Outside the ‘pure’ fields of dance McGregor has directed opera for La Scala, Milan and the Royal Opera House, London and choreographed for movies, plays, musicals, fashion shows and art galleries including site specific installations at the Hayward Gallery, Saatchi Gallery, National Gallery, Canary Wharf, Glastonbury, the Pompidou Centre and for Secret Cinema, and movement for movies and music videos, from Harry Potter And The Goblet of Fire to Radiohead’s 2011 Lotus Flower video (with over 18 million views on YouTube) and Atoms for Peace’s 2013 video for Ingenue. In July 2012 he created a large-scale public dance work with 1000 performers, Big Dance Trafalgar Square, part of London 2012 Festival in celebration of the London Olympic Games

His creations for other dance companies have included work for Paris Opera Ballet, San Francisco Ballet, Stuttgart Ballet, New York City Ballet, Australian Ballet, Zurich Ballet, English National Ballet, NDT1 and Rambert Dance Company. His works are also in the repertories of the leading ballet companies in the world including the Bolshoi, Royal Danish Ballet, National Ballet of Canada, Boston Ballet, Joffrey Ballet, Alvin Ailey American Dance Theater and Mariinsky Ballet. Most recently he premiered Kairos for Zurich Ballet, Tetractys – The Art of Fugue for The Royal Ballet, and Atomos for Wayne McGregor | Random Dance, and presented Thinking with the Body at Wellcome Collection, an exhibition exploring his collaborative enquiry into choreographic thinking.
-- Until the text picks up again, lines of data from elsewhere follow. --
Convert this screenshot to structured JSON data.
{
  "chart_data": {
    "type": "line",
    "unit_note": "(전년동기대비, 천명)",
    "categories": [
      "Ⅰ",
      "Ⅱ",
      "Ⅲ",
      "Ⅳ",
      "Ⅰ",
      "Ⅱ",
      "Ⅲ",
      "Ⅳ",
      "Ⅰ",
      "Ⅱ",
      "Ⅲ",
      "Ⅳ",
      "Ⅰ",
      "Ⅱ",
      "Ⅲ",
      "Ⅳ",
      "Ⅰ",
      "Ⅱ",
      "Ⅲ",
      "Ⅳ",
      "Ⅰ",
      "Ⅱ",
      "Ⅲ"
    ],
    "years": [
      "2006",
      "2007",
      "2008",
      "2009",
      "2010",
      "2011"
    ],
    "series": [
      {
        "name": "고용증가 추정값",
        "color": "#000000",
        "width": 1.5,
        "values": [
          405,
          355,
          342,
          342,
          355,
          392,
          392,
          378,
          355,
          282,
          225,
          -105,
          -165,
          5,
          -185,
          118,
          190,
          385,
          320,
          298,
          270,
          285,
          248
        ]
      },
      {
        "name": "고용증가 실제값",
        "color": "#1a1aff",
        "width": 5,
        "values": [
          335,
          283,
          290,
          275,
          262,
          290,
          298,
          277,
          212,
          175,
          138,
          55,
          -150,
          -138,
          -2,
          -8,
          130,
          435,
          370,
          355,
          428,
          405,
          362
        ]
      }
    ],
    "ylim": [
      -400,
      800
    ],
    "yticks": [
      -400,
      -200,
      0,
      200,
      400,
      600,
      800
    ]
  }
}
McGregorʼs experiments have earned him a string of nominations and awards. He was awarded a CBE (Commander of the Order of the British Empire) for his Services to Dance in the New Years Honours List of January 2011. In 2013 he was awarded an Honorary Doctor of Science degree from Plymouth University and appointed Professor of Choreography at Trinity Laban Conservatoire of Music and Dance. Awards for his works include the Critics’ Prize for Chroma at the Golden Mask Awards (2012); three Critics Circle Awards (Amu, Chroma, Infra); two South Bank Show Awards and Movimentos Award for Entity (2009); a Benois de la Danse for Infra on The Royal Ballet (2009) and Mariinsky Ballet (2014); an International Theatre Institute Award for Excellence in Dance (2009); an Arts Foundation Fellowship in 1998; two Time Out Awards for Outstanding Achievement in Dance (2001, 2003) and two Olivier Awards (2004, 2007).

Wayne McGregor has been the subject of a South Bank Show arts documentary (2009), and he features in Fred Wiseman’s feature-length movie documentary about the Paris Opera Ballet, La Danse (2009). He is the subject of Arte TV’s feature documentaries Wayne McGregor – A Moment In Time and Wayne McGregor – Going Somewhere, both directed by Catherine Maximoff. In 2012 he did a talk at TED Global, and was the subject of BBC’s Hardtalk.